• A simple & efficient training algorithm
• Not the only one out there. For example, SGDClassifier(loss='log') is equivalent to Logistic Regression fitted via SGD.

### SGD Classification¶

• Accepts two input arrays: training data X (#samples,#features) and targets (labels) y (#labels).
• fit_intercept tells the model whether to use an intercept (a biased hyperplane).
• decision_function (a method) returns the signed distance to the hyperplane (the dot product between the coefficients & the input sample - plus the intercept.)
• loss sets the loss function for the model. options:

• loss="hinge" - linear support vector machine
• loss="modified_huber" - hinge loss (smoothed)
• loss="log" - logistic regression
• Using log and modified_huber loss functions enables the predict_proba method - which returns a vector of probability estimates per sample x: $P(y|x)$

• L1 & L2 norm penalties are set using penalty:

• penalty="l2": L2 norm penalty used on coef_.
• penalty="l1": L1 norm penalty used on coef_.
• penalty="elasticnet": convex combination of L1 & L2 norm penalties.
• The default is penalty=l2".

• l1_ratio controls the convex L1/L2 penalty combination.

### Multiclass Classification¶

• Implemented with a one-vs-all (OVA) scheme.

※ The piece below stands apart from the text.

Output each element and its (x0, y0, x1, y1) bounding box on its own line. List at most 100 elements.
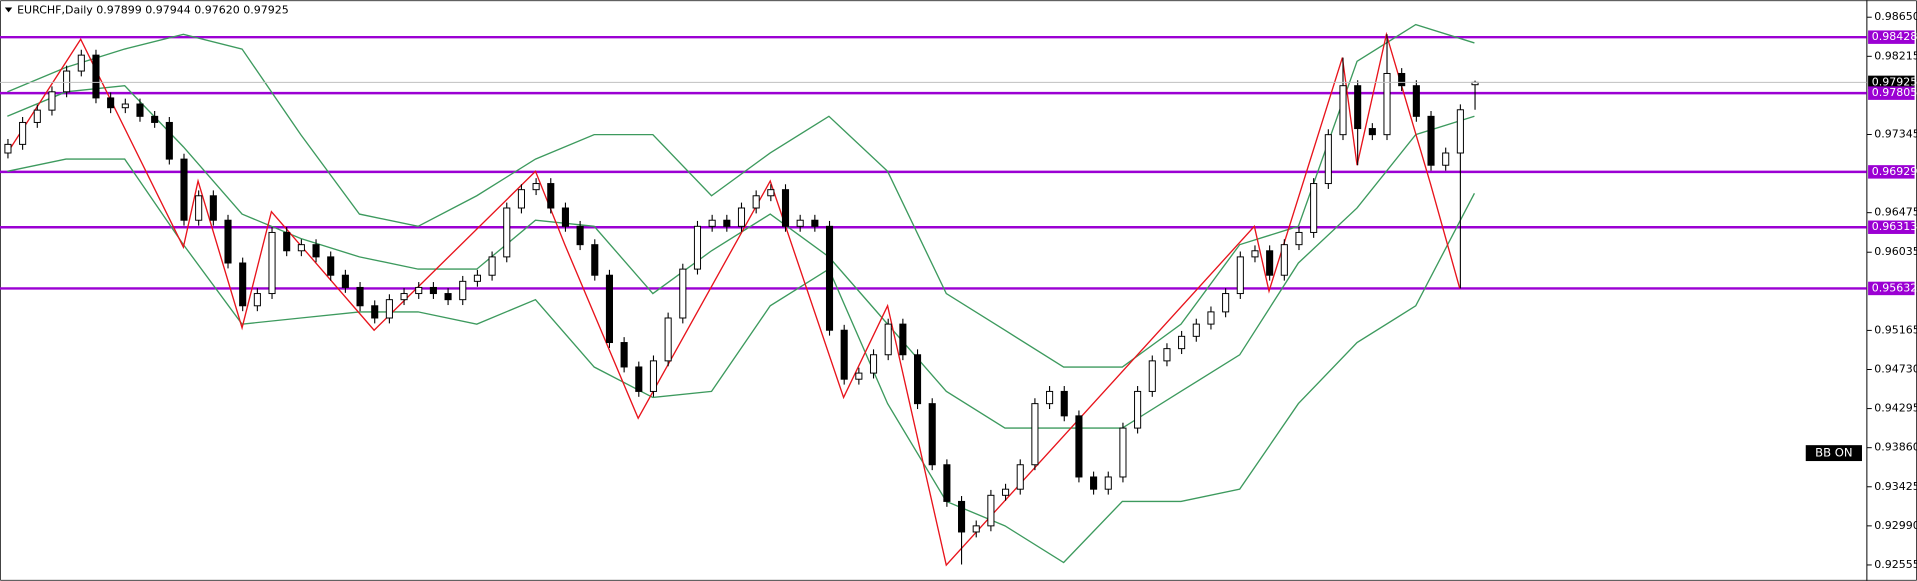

A binary classifier is trained on each of K classes vs all other (K-1) classes.
• The confidence score (the signed distance to the hyperplane) is found for each classifier; the class with the highest score is returned.

### Weighted Classification¶

• SGDClassifier supports weighted classes (via class_weight) and instances (via sample_weight).

### Averaged SGD¶

• SGDClassifier supports averaged SGD (ASGD) via average=True.
• ASGD computes the same updates as SGD, except that coef_ is set to the average coefficient values across all updates. (The same distinction happens with intercept_.)
• ASGD can result in accelerated learning rates = learning rate speedups.

### Example: Solver comparison¶

• compares SGD, ASGD, Perceptron, Passive-Aggressive I/II, SAG

### SGD Regression¶

• Implementation that supports various loss functions & penalties
• Well suited for regression problems with >10K training samples
• Loss function options:
• loss="squared_loss": ordinary least squares regression
• loss="huber": huber loss for robust regression
• loss="epsilon_insensitive: linear support vector regression
• penalty controls regularization (same options as in classification)
• Averaged SGD (ASGD) is supported.
• Stochastic Average Gradient (SAG) is supported.

### SGD & Sparse Data¶

• Built-in support using data from scipy.sparse.
• For max efficiency, use CSR matrix format (scipy.sparse.csr_matrix)

### Computational Complexity¶

• Major advantage of SGD: near-linear relationship with #training samples

### Stopping & Convergence¶

• SGD Classifier & Regressor methods support two ways to stop when a given level of convergence is reached:
• early_stopping=True: stopping criteria is based on the prediction score (score) found on the validation set.
• early_stopping=False: model is fitted on entire input dataset. Stopping is based on the objective function found on the training dataset.
• Stopping criteria is evaluated once per epoch. The algorithm stops when the criterion does not improve by n_iter_no_change consecutive times.
• The algorithm stops regardless after a max #iterations max_iter.

### Tips¶

• scale your data. Easily done using StandardScaler.
• Find a reasonable regularization term $\alpha$ with automatic parameter search (GridSearchCV or RandomizedSearchCV). Consider using a range similar to 10.0**-np.arange(1,7)
• SGD typically converges after ~10^6 training samples.
• If applying SGD to extracted features (for example, using PCA), consider scaling feature values by a constant c such that the average L2 norm of the training data equals one.